They were right when they told us to be complete, not to seek someone to complete us.
I used to think that I loved his patience and cheerfulness for a very simple, down-to-earth reason: admiration. That explanation was simple, clear-cut, no analysis needed. But in truth, it went far deeper than that. I realize this only now, five years after the fact.
Recently I noticed that I have a tendency to be drawn to individuals like him: happy-go-lucky, tolerant, zen. Maybe because I so lack these qualities. By attaching myself to people who do have them, I subconsciously try to introduce these values that have been so absent from my life, without working to actually teach myself to have them. Instead, in a sick roundabout way, I expect these people to be the ones who bring cheerfulness and zen into my life. Seeking completion in others, I suppose. The weird thing was that I never realized it.
And that was what was so fundamentally wrong with the way I saw him: not as an individual with his own weaknesses and secrets and insecurities, but as a set of characteristics that I enjoyed seeing.
And that was why, when he messed up so badly, I couldn’t unsee it, I couldn’t let it go. I found out that he had been lying to me for over a year, about many different things just to make himself look better, and telling my secrets to his best friend. My image of him was destroyed. It didn’t matter to me that he simply fucked up, that he, like everyone else, was sometimes guilty of doing purely selfish, or just plain stupid, things now and then. That he was imperfect. Because he didn’t fit this preconceived image I had of him, he was no longer the person I knew him to be and I stopped treating him as such. Not only did it look, to me then, like he was no longer my boyfriend, I stopped behaving like his girlfriend too.
It sounds so twisted when broken down like this, and it is twisted. I feel sick to my stomach to realize this now – and what makes it worse is that it flew entirely under the radar for five years. I never realized that I wasn’t treating him like a real person. And on his part, he sometimes tried to voice his pains – but I shut him down every time. Somehow, nothing he ever said seemed to reach me, the me that he loved, the me that he wanted more than anything to see more often. The me that was buried under years of painful experiences that shaped my behaviors and habits. So he broke up with me – after five years, he broke up with me. And there was nothing that I could say to change his mind. Me, the girl with all the words. All my words not doing a thing for me now.
The other way in which I ruined our relationship was this: the stream-of-consciousness narrative of my life that I imposed on him.
He was constantly and instantly subjected to every brutal mood swing that I underwent, and every rage, every sadness. He saw so little of the good in me – maybe I myself didn’t see it very much. Maybe what I saw of myself ultimately became what he saw of me.

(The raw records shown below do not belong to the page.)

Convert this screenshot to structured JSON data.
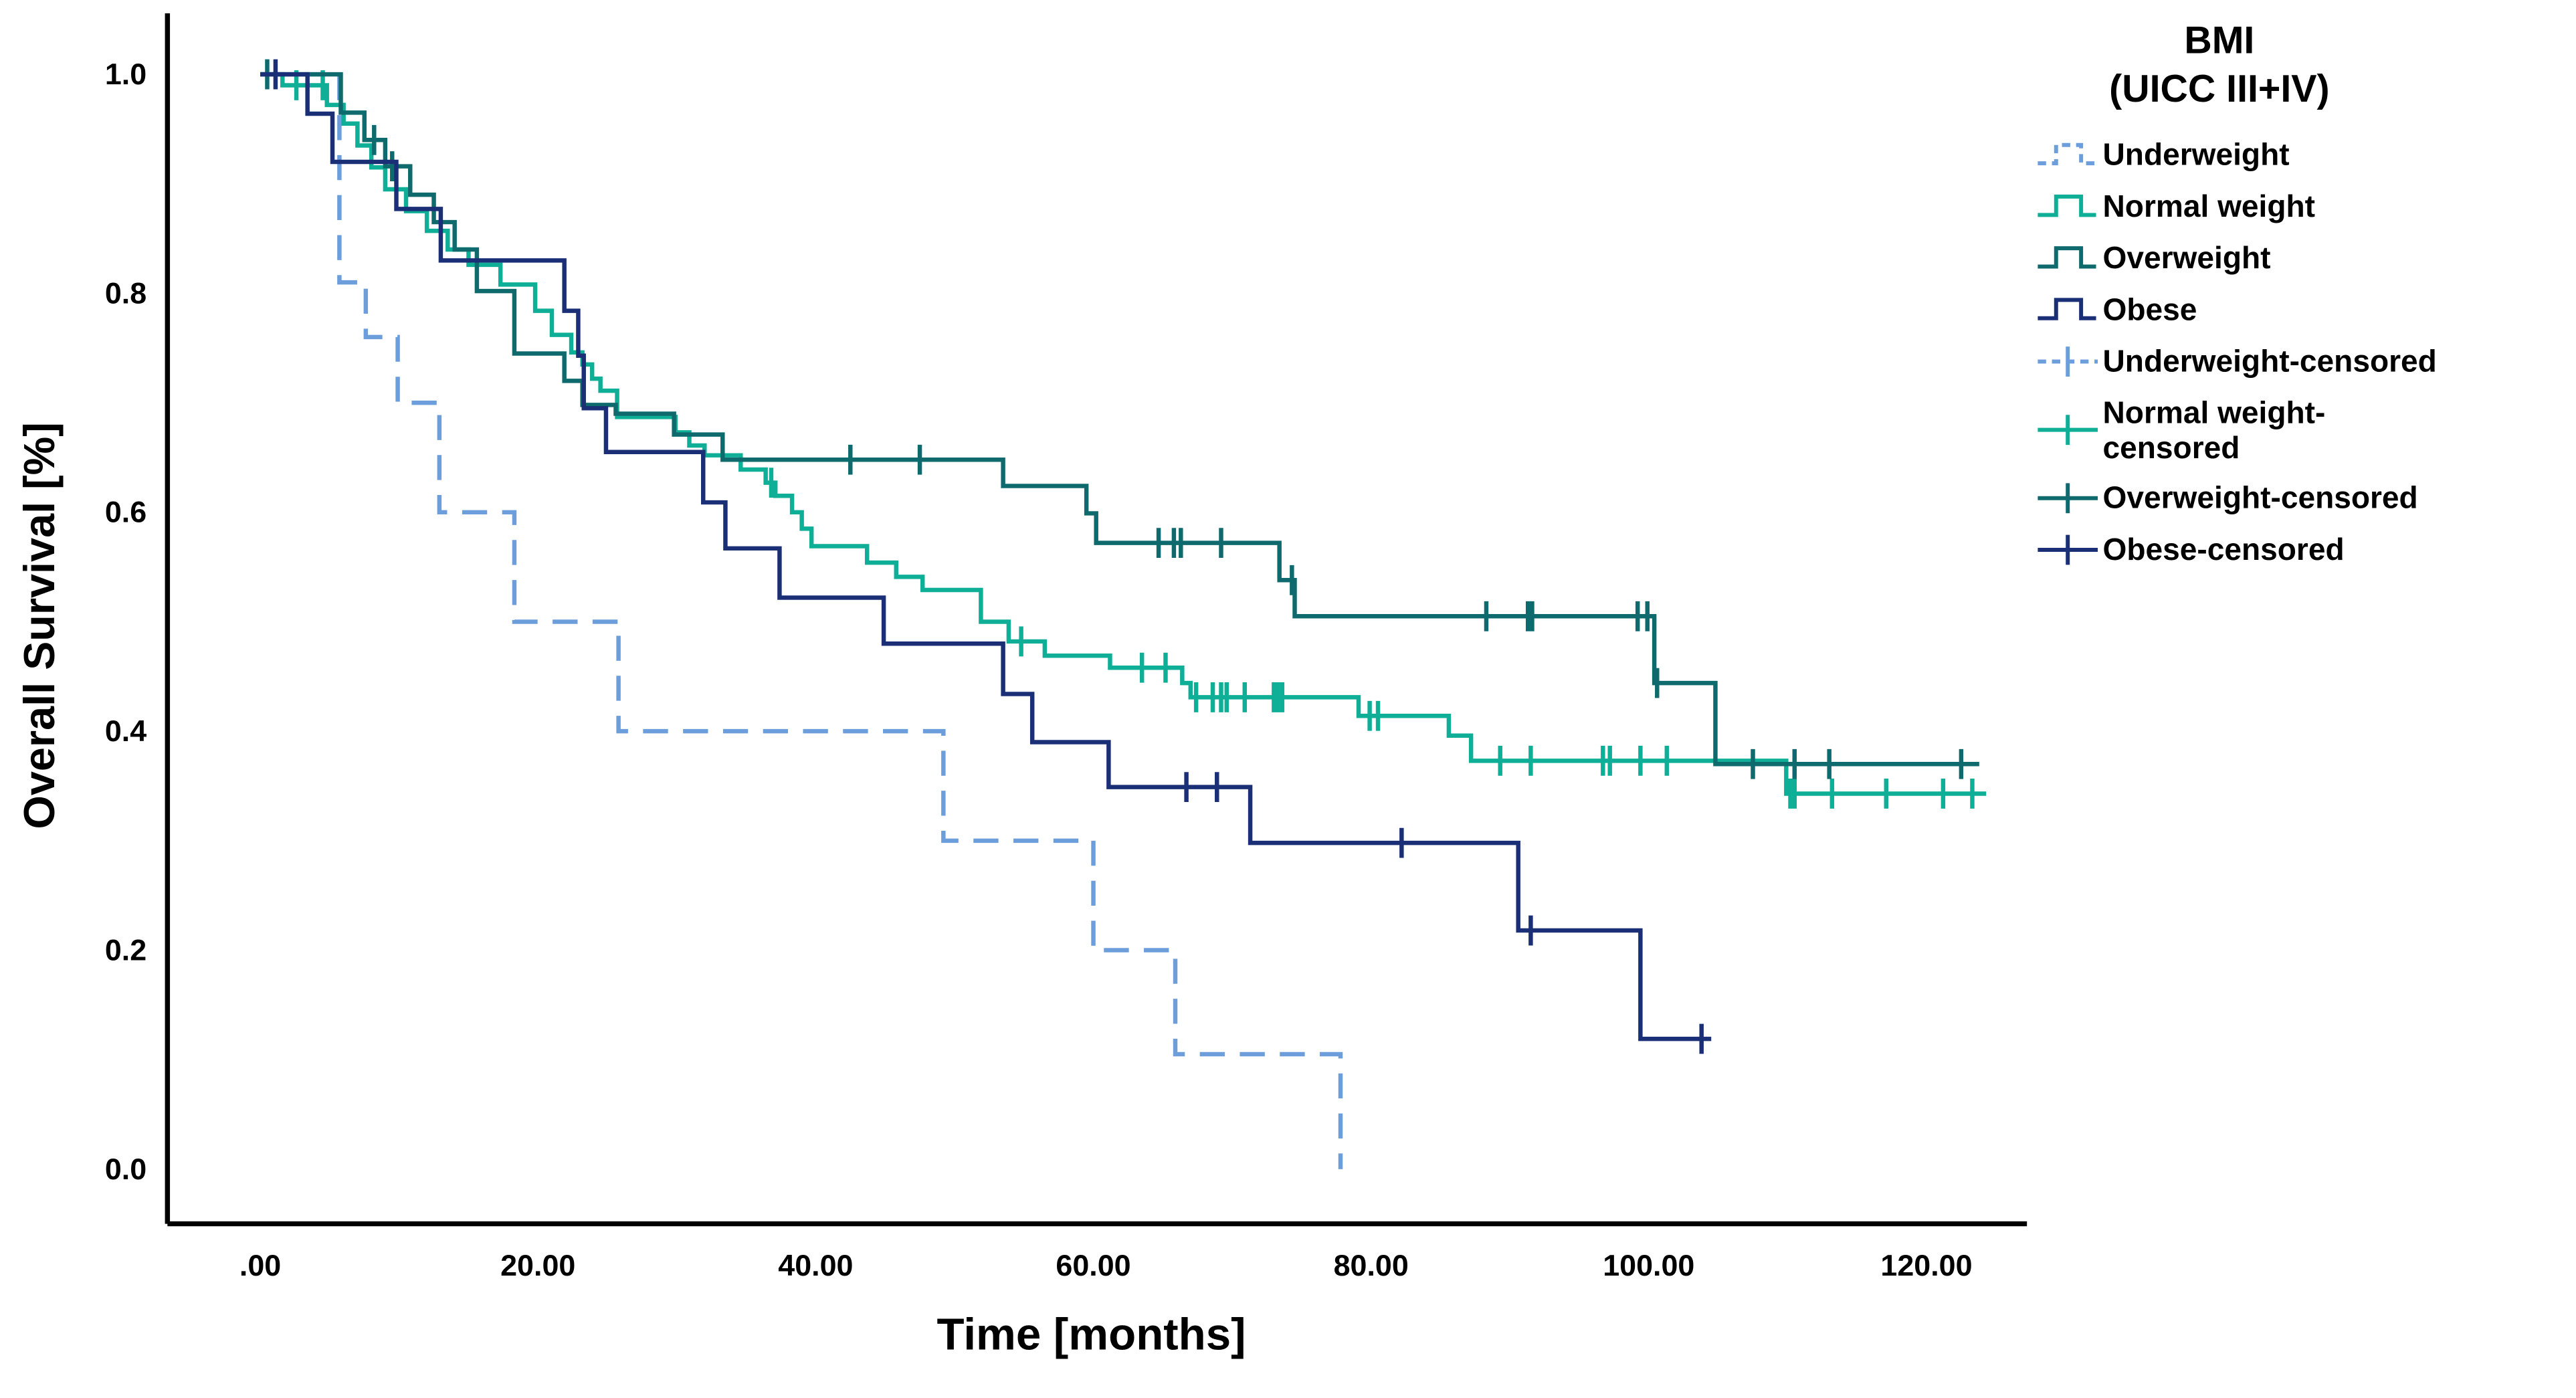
{
  "chart_data": {
    "type": "line",
    "subtype": "kaplan-meier-step",
    "title": "",
    "xlabel": "Time [months]",
    "ylabel": "Overall Survival [%]",
    "xlim": [
      0,
      127.2
    ],
    "ylim": [
      0,
      1.0
    ],
    "grid": false,
    "legend_position": "right",
    "xticks": {
      "values": [
        0,
        20,
        40,
        60,
        80,
        100,
        120
      ],
      "labels": [
        ".00",
        "20.00",
        "40.00",
        "60.00",
        "80.00",
        "100.00",
        "120.00"
      ]
    },
    "yticks": {
      "values": [
        0,
        0.2,
        0.4,
        0.6,
        0.8,
        1.0
      ],
      "labels": [
        "0.0",
        "0.2",
        "0.4",
        "0.6",
        "0.8",
        "1.0"
      ]
    },
    "series": [
      {
        "name": "Underweight",
        "color": "#6D9EDC",
        "dashed": true,
        "steps": [
          [
            0,
            1.0
          ],
          [
            5.7,
            0.81
          ],
          [
            7.6,
            0.76
          ],
          [
            9.9,
            0.7
          ],
          [
            12.9,
            0.6
          ],
          [
            18.3,
            0.5
          ],
          [
            25.8,
            0.4
          ],
          [
            49.2,
            0.3
          ],
          [
            60.0,
            0.2
          ],
          [
            65.9,
            0.105
          ],
          [
            77.8,
            0.0
          ]
        ],
        "end": 77.8,
        "censors": []
      },
      {
        "name": "Normal weight",
        "color": "#0EAE97",
        "dashed": false,
        "steps": [
          [
            0,
            1.0
          ],
          [
            1.6,
            0.99
          ],
          [
            4.8,
            0.972
          ],
          [
            6,
            0.955
          ],
          [
            7,
            0.935
          ],
          [
            8,
            0.915
          ],
          [
            9,
            0.895
          ],
          [
            10.5,
            0.875
          ],
          [
            12,
            0.857
          ],
          [
            13.5,
            0.84
          ],
          [
            15,
            0.826
          ],
          [
            17.3,
            0.808
          ],
          [
            19.8,
            0.784
          ],
          [
            21,
            0.762
          ],
          [
            22.4,
            0.746
          ],
          [
            23.2,
            0.735
          ],
          [
            23.9,
            0.722
          ],
          [
            24.5,
            0.711
          ],
          [
            25.7,
            0.687
          ],
          [
            29.9,
            0.673
          ],
          [
            30.9,
            0.661
          ],
          [
            32,
            0.652
          ],
          [
            34.6,
            0.639
          ],
          [
            36.4,
            0.627
          ],
          [
            37.1,
            0.615
          ],
          [
            38.3,
            0.6
          ],
          [
            39,
            0.585
          ],
          [
            39.7,
            0.569
          ],
          [
            43.7,
            0.554
          ],
          [
            45.8,
            0.541
          ],
          [
            47.7,
            0.529
          ],
          [
            51.9,
            0.5
          ],
          [
            53.9,
            0.482
          ],
          [
            56.5,
            0.469
          ],
          [
            61.2,
            0.458
          ],
          [
            66.4,
            0.444
          ],
          [
            67,
            0.431
          ],
          [
            79.1,
            0.414
          ],
          [
            85.6,
            0.396
          ],
          [
            87.2,
            0.373
          ],
          [
            109.9,
            0.343
          ]
        ],
        "end": 124.3,
        "censors": [
          2.6,
          4.5,
          36.8,
          54.8,
          63.5,
          65.2,
          67.4,
          68.6,
          69.2,
          69.6,
          70.9,
          73.0,
          73.3,
          73.6,
          79.9,
          80.5,
          89.3,
          91.5,
          96.7,
          97.2,
          99.4,
          101.3,
          110.2,
          110.5,
          113.2,
          117.1,
          121.2,
          123.3
        ]
      },
      {
        "name": "Overweight",
        "color": "#0F6A6E",
        "dashed": false,
        "steps": [
          [
            0,
            1.0
          ],
          [
            5.8,
            0.965
          ],
          [
            7.5,
            0.94
          ],
          [
            9,
            0.916
          ],
          [
            10.8,
            0.89
          ],
          [
            12.5,
            0.865
          ],
          [
            14,
            0.84
          ],
          [
            15.6,
            0.802
          ],
          [
            18.3,
            0.745
          ],
          [
            21.9,
            0.72
          ],
          [
            23.2,
            0.698
          ],
          [
            25.6,
            0.69
          ],
          [
            29.8,
            0.671
          ],
          [
            33.3,
            0.648
          ],
          [
            53.5,
            0.624
          ],
          [
            59.5,
            0.599
          ],
          [
            60.2,
            0.572
          ],
          [
            73.4,
            0.538
          ],
          [
            74.5,
            0.505
          ],
          [
            100.4,
            0.444
          ],
          [
            104.8,
            0.37
          ]
        ],
        "end": 123.8,
        "censors": [
          0.5,
          8.2,
          9.5,
          42.5,
          47.5,
          64.7,
          65.8,
          66.3,
          69.2,
          74.3,
          88.3,
          91.3,
          91.6,
          99.2,
          99.9,
          100.6,
          107.5,
          110.5,
          113.0,
          122.5
        ]
      },
      {
        "name": "Obese",
        "color": "#1A2F76",
        "dashed": false,
        "steps": [
          [
            0,
            1.0
          ],
          [
            3.4,
            0.964
          ],
          [
            5.2,
            0.92
          ],
          [
            9.8,
            0.877
          ],
          [
            13,
            0.83
          ],
          [
            21.9,
            0.784
          ],
          [
            22.9,
            0.743
          ],
          [
            23.3,
            0.695
          ],
          [
            24.9,
            0.655
          ],
          [
            31.9,
            0.609
          ],
          [
            33.5,
            0.567
          ],
          [
            37.4,
            0.522
          ],
          [
            44.9,
            0.48
          ],
          [
            53.5,
            0.434
          ],
          [
            55.6,
            0.39
          ],
          [
            61.1,
            0.349
          ],
          [
            71.3,
            0.298
          ],
          [
            90.6,
            0.218
          ],
          [
            99.4,
            0.119
          ]
        ],
        "end": 104.5,
        "censors": [
          1.1,
          66.7,
          68.9,
          82.2,
          91.5,
          103.8
        ]
      }
    ],
    "legend": {
      "title": "BMI\n(UICC III+IV)",
      "items": [
        {
          "label": "Underweight",
          "series": "Underweight",
          "censored": false
        },
        {
          "label": "Normal weight",
          "series": "Normal weight",
          "censored": false
        },
        {
          "label": "Overweight",
          "series": "Overweight",
          "censored": false
        },
        {
          "label": "Obese",
          "series": "Obese",
          "censored": false
        },
        {
          "label": "Underweight-censored",
          "series": "Underweight",
          "censored": true
        },
        {
          "label": "Normal weight-\ncensored",
          "series": "Normal weight",
          "censored": true
        },
        {
          "label": "Overweight-censored",
          "series": "Overweight",
          "censored": true
        },
        {
          "label": "Obese-censored",
          "series": "Obese",
          "censored": true
        }
      ]
    }
  }
}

Looking back on it now, I wish many things. Perhaps, if I had just valued myself in a less narcissistic, and more productive, way – retained some dignity when I was mad, took upsetting moments in my stride, showed more grace and class whenever someone pissed me the fuck off – his reaction would have been admiration and respect, not pity.
Every little thought that I had, he would hear about. There was no more holding back, no more mystery between us; he was my diary, my shrink. For two reasons: because I saw him as being there to fulfil me, and because I saw nothing in myself that deserved the extra thought before voicing out. These things were what ruined us in the end.
They were right when they told us not to seek someone who completes us, but to be complete on our own. Because that wonderful, beautiful person you eventually find, who you want more than anyone else? They can’t complete you. How can they? They have issues of their own. They have a history of their own that they themselves are trying to find an answer to, without having to deal with yours. So if you’re looking for Miss or Mr. Right, maybe make the effort to be Right yourself. Otherwise, all you’ll ever be in the relationship is dead weight for someone who deserves so much better.
To my now ex-boyfriend, I hope beyond anything else that you’re happier now, and that you’re learning things about yourself too. A selfish part of me still wants to be the person you go on date nights with every week, to watch us both grow old together, to see another super moon with you. But I know that I have a lot to change before I become the person you saw in me. Ironically enough, the person that you first knew me to be is someone that I need to take gigantic steps to become.
Thank you for teaching me, the hard way, that I can’t keep bullshitting my way through life. That everyone needs to eventually come face to face with a version of themselves that they had never realized was there before, a version of themselves that makes them want to smash the mirror and start over. And I’m gonna start the hell over. Thank you, thank you, thank you. I love you, so very much. And I miss every single thing about you.